Para quienes no sepan a qué me refiero con este ya
popularizado término, diré que son oficinistas que en la mayoría de los casos trabajan en
grandes empresas o dependencias de gobierno y se les puede identificar por la
forma en la que visten, forma en que se comportan, conviven con sus compañeros y eso sí, tienen su área de trabajo, sí, todo ese tipo de recuerditos, fotos, muñequitos, para
sentirse más como en casa.
Y no me mal interpreten no estoy en contra de quienes este
tipo de vida les fascina y les funciona, los respeto, pero al menos yo,
olvidarme de mis tenis, ¡jamás!, de mi mezclilla ni hablamos, considero que el
trabajo y los resultados habla más del cómo te vistes, del que si llegas un
poquito tarde compensarlo sin hacer el famoso “tiempo nalga” sólo para cumplir un horario.
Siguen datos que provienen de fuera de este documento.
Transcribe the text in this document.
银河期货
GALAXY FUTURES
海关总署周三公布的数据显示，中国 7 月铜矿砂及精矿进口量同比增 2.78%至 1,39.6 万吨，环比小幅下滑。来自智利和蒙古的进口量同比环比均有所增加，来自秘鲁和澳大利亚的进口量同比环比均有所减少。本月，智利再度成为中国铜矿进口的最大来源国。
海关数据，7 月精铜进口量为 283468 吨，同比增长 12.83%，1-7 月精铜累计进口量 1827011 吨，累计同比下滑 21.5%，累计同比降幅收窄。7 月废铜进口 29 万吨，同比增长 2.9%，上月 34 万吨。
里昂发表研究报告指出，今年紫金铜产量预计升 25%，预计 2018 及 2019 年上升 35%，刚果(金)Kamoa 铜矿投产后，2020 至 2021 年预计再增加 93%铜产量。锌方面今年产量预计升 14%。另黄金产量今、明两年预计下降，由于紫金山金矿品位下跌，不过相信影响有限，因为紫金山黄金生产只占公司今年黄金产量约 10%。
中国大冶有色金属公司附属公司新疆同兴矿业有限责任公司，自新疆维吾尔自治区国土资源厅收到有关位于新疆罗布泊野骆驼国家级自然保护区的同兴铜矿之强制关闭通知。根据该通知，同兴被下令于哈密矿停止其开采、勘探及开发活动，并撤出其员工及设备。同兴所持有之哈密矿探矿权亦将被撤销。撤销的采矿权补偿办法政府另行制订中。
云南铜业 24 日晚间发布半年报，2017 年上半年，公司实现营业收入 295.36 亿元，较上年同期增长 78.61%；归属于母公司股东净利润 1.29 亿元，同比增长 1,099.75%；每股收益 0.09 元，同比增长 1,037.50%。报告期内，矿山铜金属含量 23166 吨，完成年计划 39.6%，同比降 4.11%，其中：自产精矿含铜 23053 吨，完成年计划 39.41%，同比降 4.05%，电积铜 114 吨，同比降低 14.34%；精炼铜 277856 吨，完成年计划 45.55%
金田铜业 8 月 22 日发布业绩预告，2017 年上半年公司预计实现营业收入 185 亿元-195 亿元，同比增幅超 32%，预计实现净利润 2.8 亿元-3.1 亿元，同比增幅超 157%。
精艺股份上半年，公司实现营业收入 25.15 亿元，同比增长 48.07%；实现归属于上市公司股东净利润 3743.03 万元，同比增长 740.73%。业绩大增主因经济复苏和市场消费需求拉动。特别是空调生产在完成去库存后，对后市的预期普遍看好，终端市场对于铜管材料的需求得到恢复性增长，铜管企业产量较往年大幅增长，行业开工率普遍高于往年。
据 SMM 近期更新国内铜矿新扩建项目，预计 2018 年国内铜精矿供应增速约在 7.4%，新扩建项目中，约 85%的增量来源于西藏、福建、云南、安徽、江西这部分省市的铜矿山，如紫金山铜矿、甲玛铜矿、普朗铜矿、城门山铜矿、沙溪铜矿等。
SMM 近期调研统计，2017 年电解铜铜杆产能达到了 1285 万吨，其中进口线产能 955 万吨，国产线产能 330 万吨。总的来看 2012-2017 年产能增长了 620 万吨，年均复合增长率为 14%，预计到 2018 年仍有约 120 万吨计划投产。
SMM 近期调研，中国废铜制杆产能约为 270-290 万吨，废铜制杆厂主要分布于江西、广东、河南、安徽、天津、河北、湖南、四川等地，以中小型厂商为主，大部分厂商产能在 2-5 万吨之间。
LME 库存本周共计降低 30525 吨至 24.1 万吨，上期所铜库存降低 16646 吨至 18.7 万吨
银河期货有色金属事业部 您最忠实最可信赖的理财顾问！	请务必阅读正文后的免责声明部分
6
Eso de vivir estresado por las estadísticas para ver si le
vas “ganando” a tu compañero, de las sanciones por rebasar los minutos, y ni se
te ocurra poner como fondo de pantalla a tu novi@, paisaje de tu viaje favorito
o a tu perro porque estará bloqueado para tener el logo de la empresa (léase la Sección Amarilla).
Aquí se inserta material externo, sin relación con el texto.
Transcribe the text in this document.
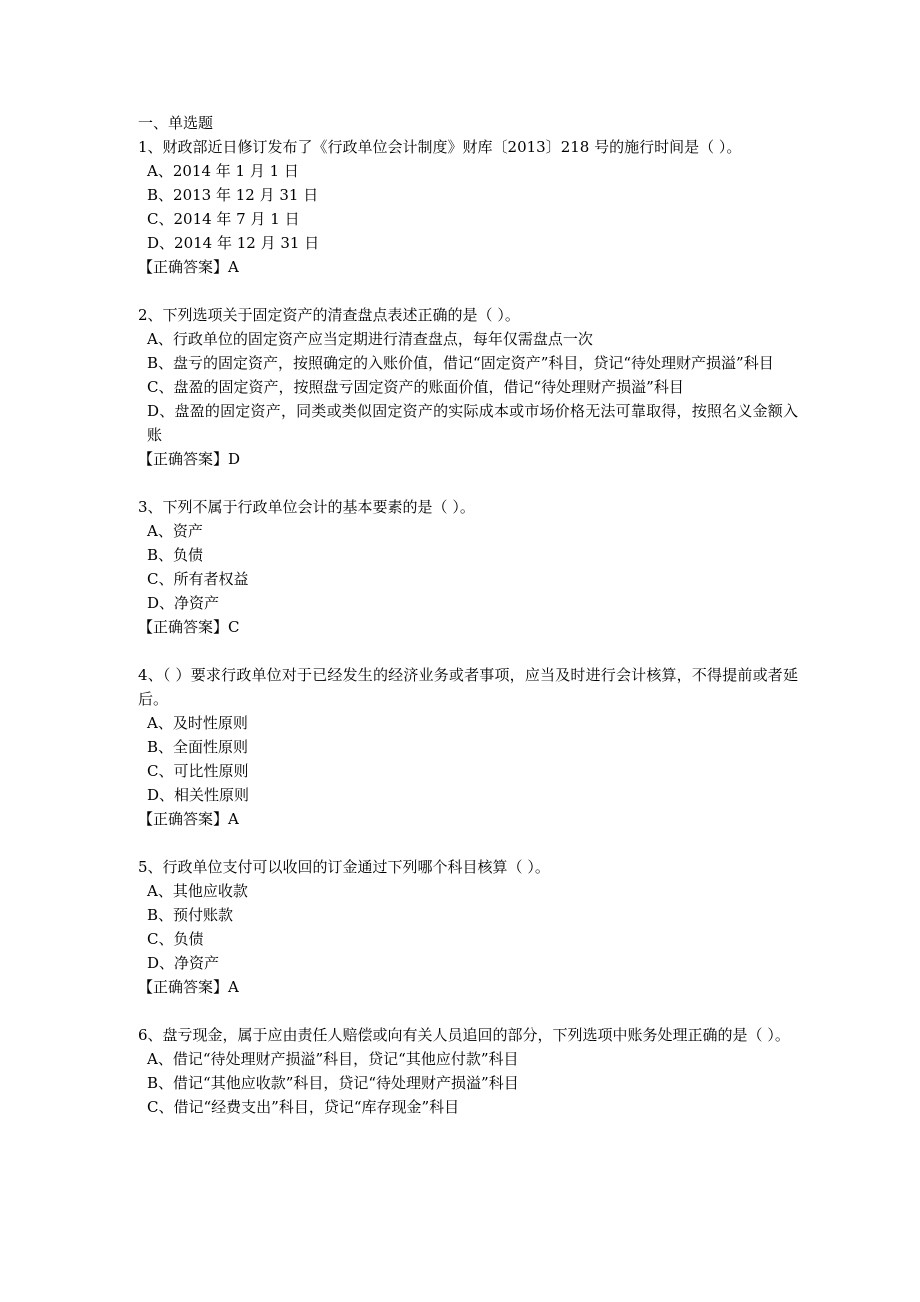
一、单选题
1、财政部近日修订发布了《行政单位会计制度》财库〔2013〕218 号的施行时间是（ ）。
A、2014 年 1 月 1 日
B、2013 年 12 月 31 日
C、2014 年 7 月 1 日
D、2014 年 12 月 31 日
【正确答案】A
2、下列选项关于固定资产的清查盘点表述正确的是（ ）。
A、行政单位的固定资产应当定期进行清查盘点，每年仅需盘点一次
B、盘亏的固定资产，按照确定的入账价值，借记“固定资产”科目，贷记“待处理财产损溢”科目
C、盘盈的固定资产，按照盘亏固定资产的账面价值，借记“待处理财产损溢”科目
D、盘盈的固定资产，同类或类似固定资产的实际成本或市场价格无法可靠取得，按照名义金额入账
【正确答案】D
3、下列不属于行政单位会计的基本要素的是（ ）。
A、资产
B、负债
C、所有者权益
D、净资产
【正确答案】C
4、（ ）要求行政单位对于已经发生的经济业务或者事项，应当及时进行会计核算，不得提前或者延后。
A、及时性原则
B、全面性原则
C、可比性原则
D、相关性原则
【正确答案】A
5、行政单位支付可以收回的订金通过下列哪个科目核算（ ）。
A、其他应收款
B、预付账款
C、负债
D、净资产
【正确答案】A
6、盘亏现金，属于应由责任人赔偿或向有关人员追回的部分，下列选项中账务处理正确的是（ ）。
A、借记“待处理财产损溢”科目，贷记“其他应付款”科目
B、借记“其他应收款”科目，贷记“待处理财产损溢”科目
C、借记“经费支出”科目，贷记“库存现金”科目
¿Y todo esto porque lo digo? Porque asistí a Un Teatro,
sí, así se llama el sitio donde fui a ver “Érase una vez Godínez” y después de
esperar más de 20 minutos de lo pactado escuchando cómo jugaban con el
micrófono y mover elementos dentro de la sala, di mi boleto, perdón, un pedazo
de cartón, para que me dejaran entrar a ver la obra dirigida por Yaride
Rizk y tengo que decir que la hora de duración se me hizo como
veinte, ¿por qué? Porque considero que el tema daba para mucho más que emitir
críticas superfluas de la situación laboral y la frustración que ésta puede generar,
pero se queda en esto, en el intento.
El monólogo se enfoca en Mauricio Gastón quien es uno más
del grupo de los Godínez, que vive esclavizado en el tiempo pero sobre
todo en la inconsciencia de sí mismo, pero lo que lo
diferencia de los demás para sobrellevar su ritmo de vida, es su mente que se
“despierta” de repente y se convierte en un guerrero de Kung fu.
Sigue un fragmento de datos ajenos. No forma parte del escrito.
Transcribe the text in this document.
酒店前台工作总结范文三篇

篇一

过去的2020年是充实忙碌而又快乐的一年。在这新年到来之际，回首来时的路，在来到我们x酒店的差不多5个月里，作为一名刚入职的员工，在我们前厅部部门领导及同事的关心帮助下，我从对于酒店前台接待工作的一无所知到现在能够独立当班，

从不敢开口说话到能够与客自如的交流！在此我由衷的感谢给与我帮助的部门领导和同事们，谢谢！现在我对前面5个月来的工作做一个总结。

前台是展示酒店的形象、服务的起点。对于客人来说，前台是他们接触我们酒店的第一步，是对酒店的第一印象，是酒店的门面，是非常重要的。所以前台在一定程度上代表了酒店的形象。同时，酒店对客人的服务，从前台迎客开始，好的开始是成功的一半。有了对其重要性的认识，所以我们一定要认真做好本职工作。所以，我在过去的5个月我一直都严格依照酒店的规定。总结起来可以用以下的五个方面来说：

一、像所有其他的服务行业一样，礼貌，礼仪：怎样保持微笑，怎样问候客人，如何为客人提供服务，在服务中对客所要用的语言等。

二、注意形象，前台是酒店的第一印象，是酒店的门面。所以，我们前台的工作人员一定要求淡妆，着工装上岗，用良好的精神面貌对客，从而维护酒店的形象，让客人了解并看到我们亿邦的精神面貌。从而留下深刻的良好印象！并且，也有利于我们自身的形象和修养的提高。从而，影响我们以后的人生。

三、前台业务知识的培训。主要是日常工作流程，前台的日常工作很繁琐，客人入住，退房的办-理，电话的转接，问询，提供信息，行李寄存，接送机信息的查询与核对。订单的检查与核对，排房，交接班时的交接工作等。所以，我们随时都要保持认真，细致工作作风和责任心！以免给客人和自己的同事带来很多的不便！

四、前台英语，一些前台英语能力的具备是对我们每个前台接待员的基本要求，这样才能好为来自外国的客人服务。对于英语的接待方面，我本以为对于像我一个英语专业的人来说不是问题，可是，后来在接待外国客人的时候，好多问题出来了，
Si no fuera por la simpatía y energía de Jorge
Guerrero la obra no hubiera logrado unas pocas risas que emití porque la
mezcla de movimientos de kung fu de plano no me convencieron, se pierden varios
minutos observando cómo suda y demostrando que es "casi, casi" la reencarnación de
Bruce Lee y no en establecer más a fondo su vida rutinaria, las luchas
internas, las relaciones que tiene en el trabajo, las automatizaciones que
posee día a día, inclusive en su casa.
No puedo hablar de la escenografía porque no lo hay, existen algunos elementos básicos que acompañan al actor: una televisión, un póster, un reloj de pared, un refrigerador que se convierte en arco (¿o viceversa?), un sable y un palo que se rompió, detalle que casi estoy seguro no estaba trazado en el guión y el tradicional portafolio Godínez. Y en efecto, no son varios recursos mostrados y no importa, es lo de menos siempre y cuando haya algo que decir y aquí, considero que cojea un poco.
Y hablando de esto, hay que echar un ojo (o varios) en la
iluminación, la verdad en la mayoría de las veces me tenía que esforzar con
verle la cara al actor porque varios minutos no se le veía, las sombras lo tapaban y era muy molesto.